Inveja: Entregar, confiar e Descansar em Deus

Existe um perigo muito sutil na vida espiritual: a pessoa começa uma batalha legítima, mas, aos poucos, passa a lutar não mais sob a direção de Deus, e sim movida pela sua própria ansiedade.

Ela vê algo errado.
Vê pessoas agindo de forma imatura.
Vê injustiças.
Vê desorganização.
Vê falhas na liderança.

E então conclui: "Se eu não fizer alguma coisa, ninguém fará."

Nesse momento, sem perceber, ela assume um peso que Deus nunca colocou sobre seus ombros.
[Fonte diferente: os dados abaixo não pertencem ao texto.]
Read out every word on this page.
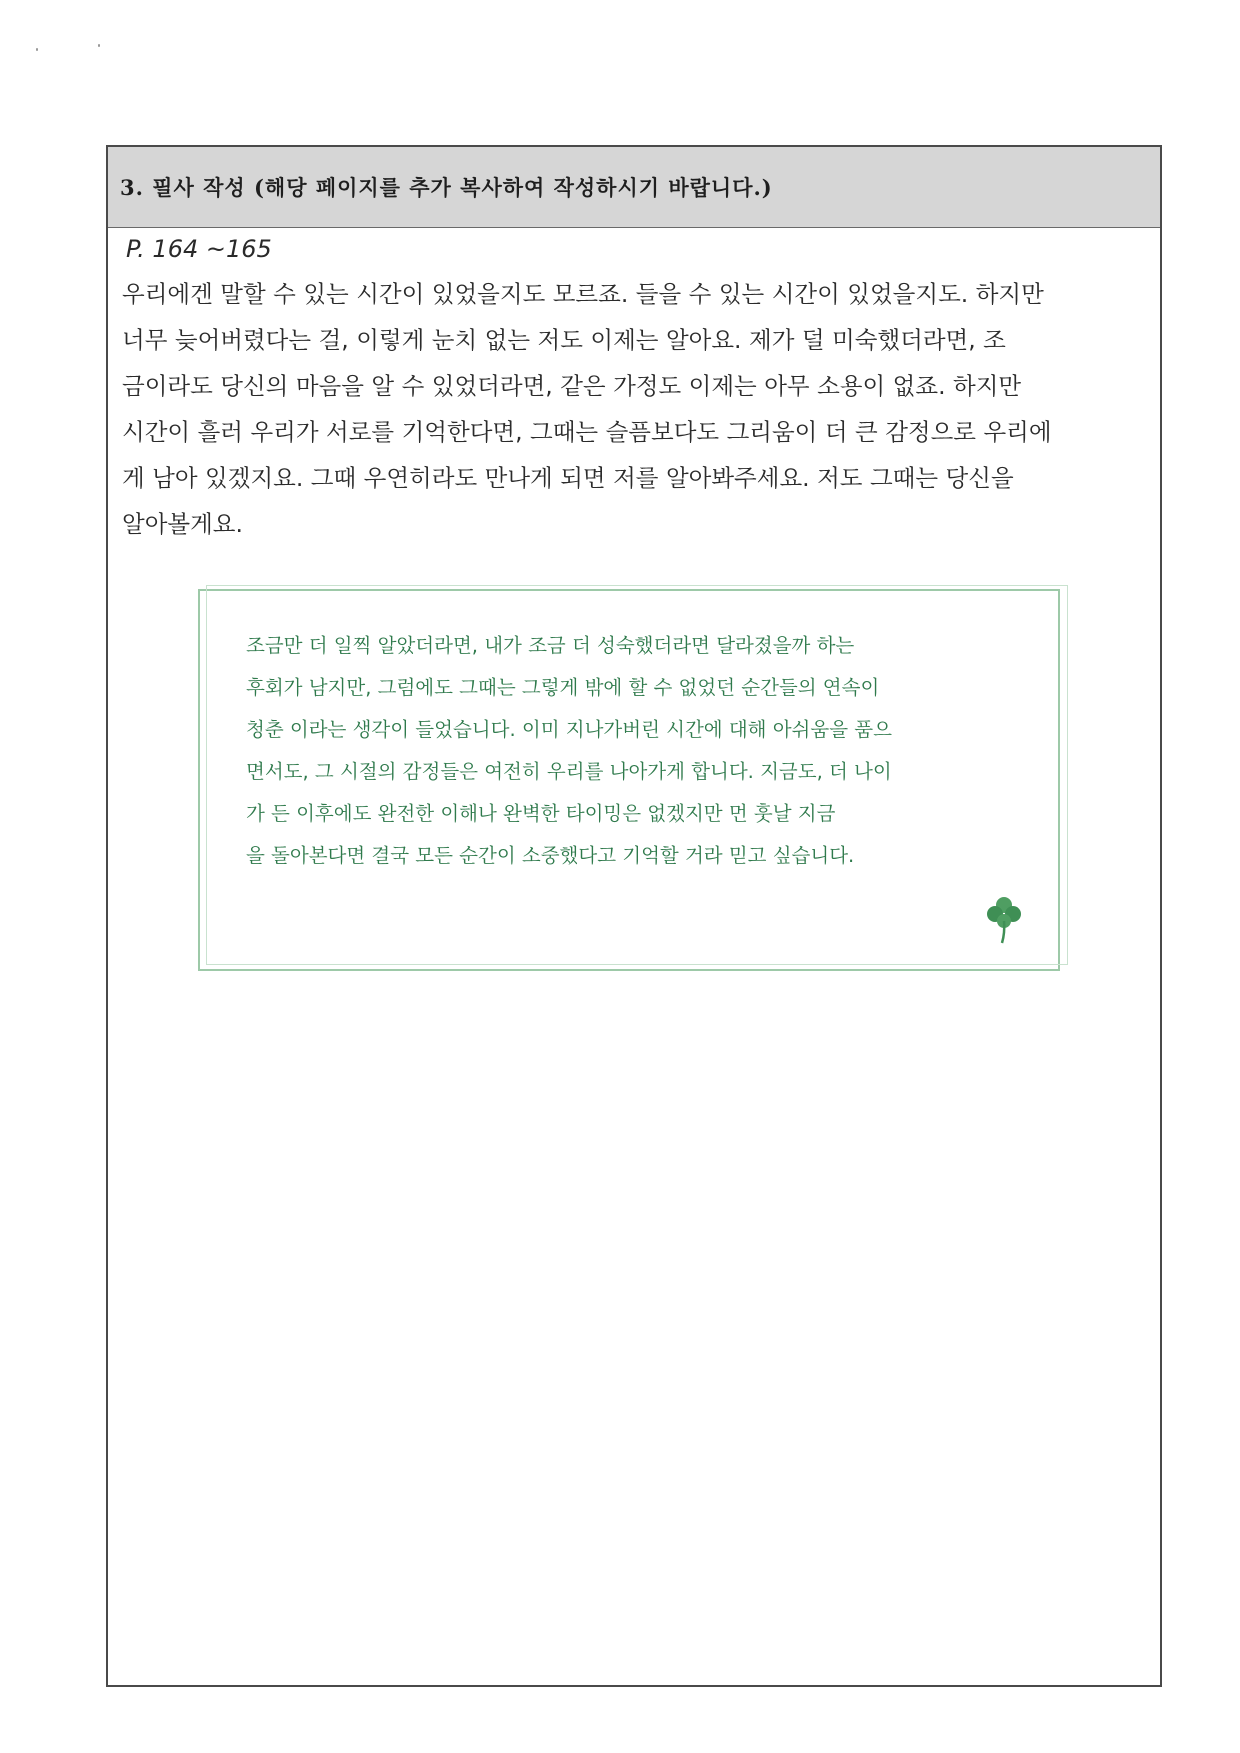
3. 필사 작성 (해당 페이지를 추가 복사하여 작성하시기 바랍니다.)
P. 164 ~165
우리에겐 말할 수 있는 시간이 있었을지도 모르죠. 들을 수 있는 시간이 있었을지도. 하지만
너무 늦어버렸다는 걸, 이렇게 눈치 없는 저도 이제는 알아요. 제가 덜 미숙했더라면, 조
금이라도 당신의 마음을 알 수 있었더라면, 같은 가정도 이제는 아무 소용이 없죠. 하지만
시간이 흘러 우리가 서로를 기억한다면, 그때는 슬픔보다도 그리움이 더 큰 감정으로 우리에
게 남아 있겠지요. 그때 우연히라도 만나게 되면 저를 알아봐주세요. 저도 그때는 당신을
알아볼게요.
조금만 더 일찍 알았더라면, 내가 조금 더 성숙했더라면 달라졌을까 하는
후회가 남지만, 그럼에도 그때는 그렇게 밖에 할 수 없었던 순간들의 연속이
청춘 이라는 생각이 들었습니다. 이미 지나가버린 시간에 대해 아쉬움을 품으
면서도, 그 시절의 감정들은 여전히 우리를 나아가게 합니다. 지금도, 더 나이
가 든 이후에도 완전한 이해나 완벽한 타이밍은 없겠지만 먼 훗날 지금
을 돌아본다면 결국 모든 순간이 소중했다고 기억할 거라 믿고 싶습니다.
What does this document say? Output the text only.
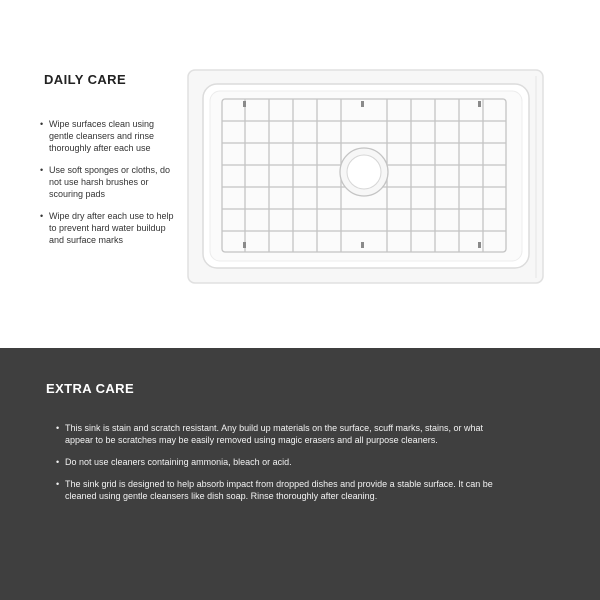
DAILY CARE
• Wipe surfaces clean using gentle cleansers and rinse thoroughly after each use
• Use soft sponges or cloths, do not use harsh brushes or scouring pads
• Wipe dry after each use to help to prevent hard water buildup and surface marks
EXTRA CARE
• This sink is stain and scratch resistant. Any build up materials on the surface, scuff marks, stains, or what appear to be scratches may be easily removed using magic erasers and all purpose cleaners.
• Do not use cleaners containing ammonia, bleach or acid.
• The sink grid is designed to help absorb impact from dropped dishes and provide a stable surface. It can be cleaned using gentle cleansers like dish soap. Rinse thoroughly after cleaning.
O problema é que nem sempre o zelo é zelo. Às vezes é controle disfarçado de zelo.

Nem toda indignação vem do Espírito Santo. Às vezes ela nasce de feridas antigas, de frustrações acumuladas e de ciclos que se repetem.
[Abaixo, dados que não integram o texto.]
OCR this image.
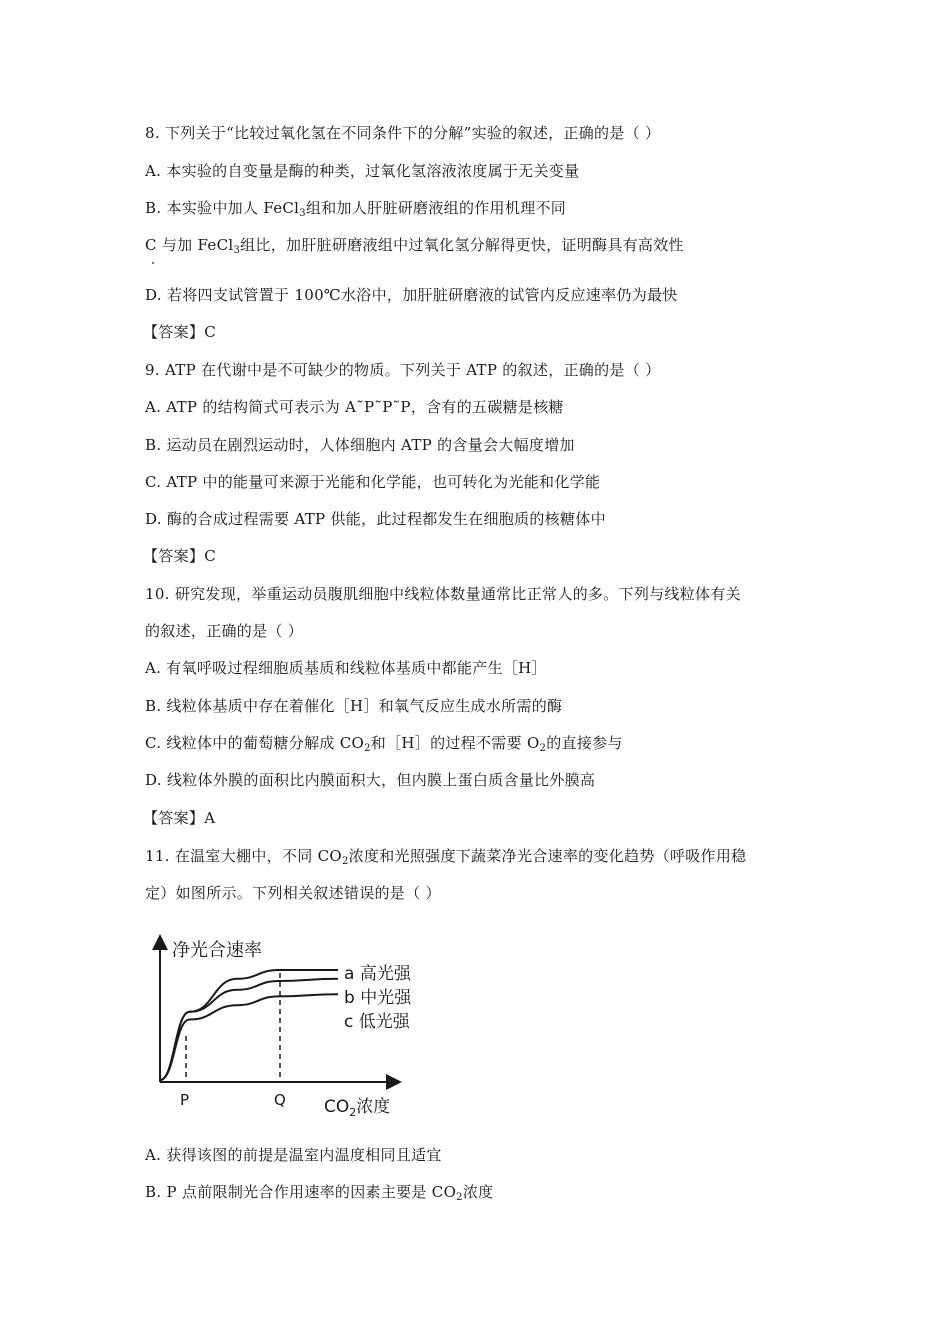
8. 下列关于“比较过氧化氢在不同条件下的分解”实验的叙述，正确的是（ ）
A. 本实验的自变量是酶的种类，过氧化氢溶液浓度属于无关变量
B. 本实验中加人 FeCl$_3$组和加人肝脏研磨液组的作用机理不同
C 与加 FeCl$_3$组比，加肝脏研磨液组中过氧化氢分解得更快，证明酶具有高效性
D. 若将四支试管置于 100℃水浴中，加肝脏研磨液的试管内反应速率仍为最快
【答案】C
9. ATP 在代谢中是不可缺少的物质。下列关于 ATP 的叙述，正确的是（ ）
A. ATP 的结构简式可表示为 A˜P˜P˜P，含有的五碳糖是核糖
B. 运动员在剧烈运动时，人体细胞内 ATP 的含量会大幅度增加
C. ATP 中的能量可来源于光能和化学能，也可转化为光能和化学能
D. 酶的合成过程需要 ATP 供能，此过程都发生在细胞质的核糖体中
【答案】C
10. 研究发现，举重运动员腹肌细胞中线粒体数量通常比正常人的多。下列与线粒体有关
的叙述，正确的是（ ）
A. 有氧呼吸过程细胞质基质和线粒体基质中都能产生［H］
B. 线粒体基质中存在着催化［H］和氧气反应生成水所需的酶
C. 线粒体中的葡萄糖分解成 $CO_2$和［H］的过程不需要 $O_2$的直接参与
D. 线粒体外膜的面积比内膜面积大，但内膜上蛋白质含量比外膜高
【答案】A
11. 在温室大棚中，不同 $CO_2$浓度和光照强度下蔬菜净光合速率的变化趋势（呼吸作用稳
定）如图所示。下列相关叙述错误的是（ ）
净光合速率
P	Q $CO_2$浓度
a 高光强
b 中光强
c 低光强
A. 获得该图的前提是温室内温度相同且适宜
B. P 点前限制光合作用速率的因素主要是 $CO_2$浓度
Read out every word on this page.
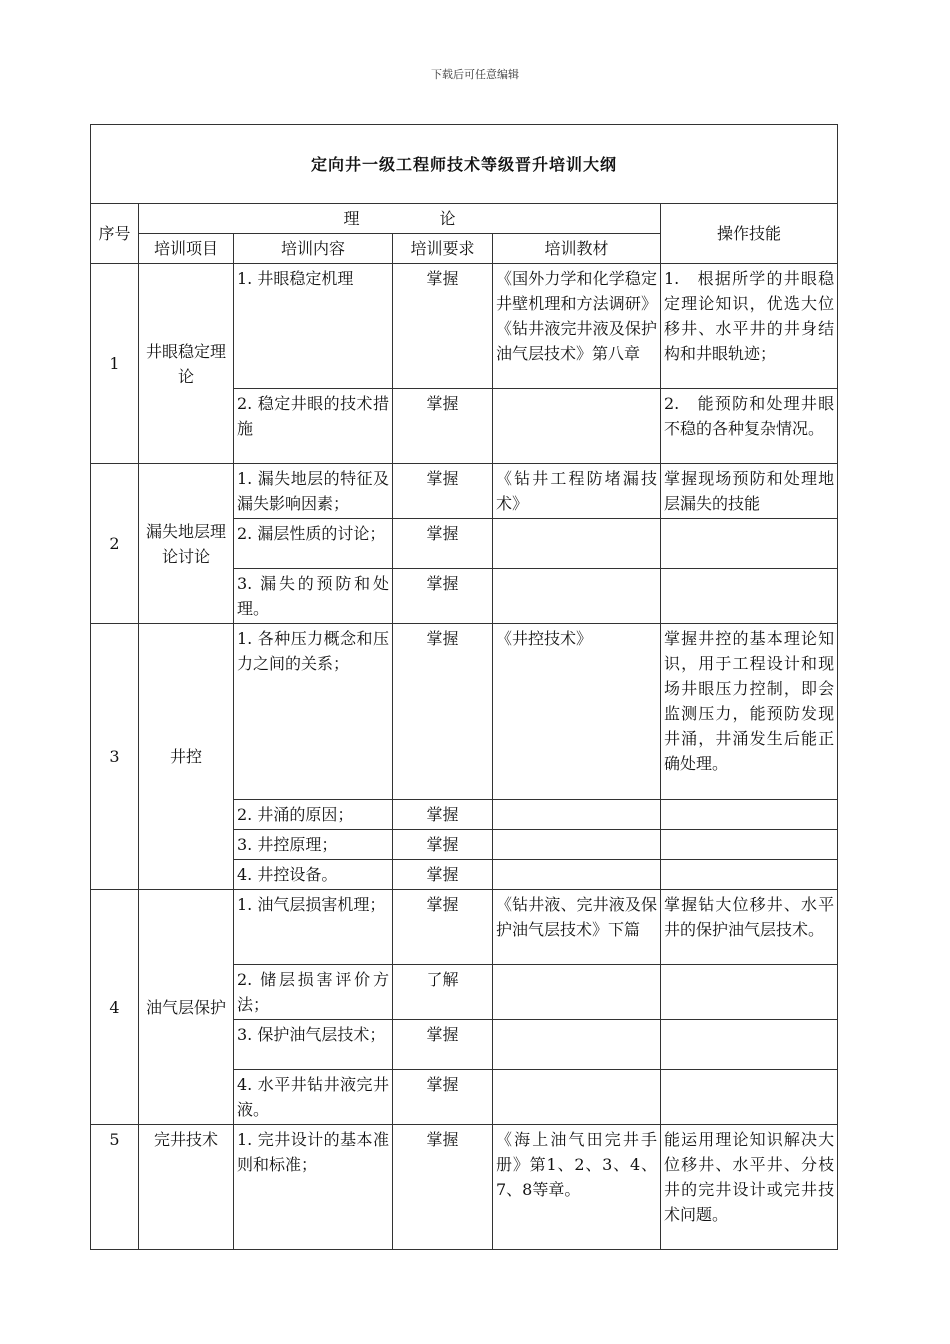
下载后可任意编辑
定向井一级工程师技术等级晋升培训大纲					
序号	理　　　　　论				操作技能
	培训项目	培训内容	培训要求	培训教材	
1	井眼稳定理论	1. 井眼稳定机理	掌握	《国外力学和化学稳定井壁机理和方法调研》《钻井液完井液及保护油气层技术》第八章	1.　根据所学的井眼稳定理论知识，优选大位移井、水平井的井身结构和井眼轨迹；
		2. 稳定井眼的技术措施	掌握		2.　能预防和处理井眼不稳的各种复杂情况。
2	漏失地层理论讨论	1. 漏失地层的特征及漏失影响因素；	掌握	《钻井工程防堵漏技术》	掌握现场预防和处理地层漏失的技能
		2. 漏层性质的讨论；	掌握		
		3. 漏失的预防和处理。	掌握		
3	井控	1. 各种压力概念和压力之间的关系；	掌握	《井控技术》	掌握井控的基本理论知识，用于工程设计和现场井眼压力控制，即会监测压力，能预防发现井涌，井涌发生后能正确处理。
		2. 井涌的原因；	掌握		
		3. 井控原理；	掌握		
		4. 井控设备。	掌握		
4	油气层保护	1. 油气层损害机理；	掌握	《钻井液、完井液及保护油气层技术》下篇	掌握钻大位移井、水平井的保护油气层技术。
		2. 储层损害评价方法；	了解		
		3. 保护油气层技术；	掌握		
		4. 水平井钻井液完井液。	掌握		
5	完井技术	1. 完井设计的基本准则和标准；	掌握	《海上油气田完井手册》第1、2、3、4、7、8等章。	能运用理论知识解决大位移井、水平井、分枝井的完井设计或完井技术问题。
Uma pessoa pode passar anos reclamando da passividade dos outros sem perceber que está repetindo o mesmo padrão: tentar assumir a responsabilidade que pertence a Deus ou a outras pessoas.

Quanto mais ela tenta controlar, mais frustrada fica.

Quanto mais frustrada fica, mais ora com raiva.

Quanto mais ora com raiva, mais acredita que está em guerra espiritual.

Mas nem toda guerra é espiritual. Algumas são emocionais.

Há pessoas que entram em jejum porque estão feridas, não porque foram chamadas por Deus para jejuar.

Entram em oração porque estão irritadas, não porque receberam uma direção do Senhor.

O coração diz que está buscando a Deus, mas, na verdade, está tentando convencer Deus a fazer aquilo que ela acha que deveria ser feito.

Isso é perigoso.

Porque existe uma linha muito fina entre intercessão e controle.

Entre autoridade espiritual e manipulação espiritual.

Entre discernimento e suspeita.

Entre zelo e inveja.

A inveja nem sempre aparece como desejo de possuir o que o outro tem.

Às vezes ela aparece como incômodo pelo favor que o outro recebeu.

Como irritação pela influência que o outro exerce.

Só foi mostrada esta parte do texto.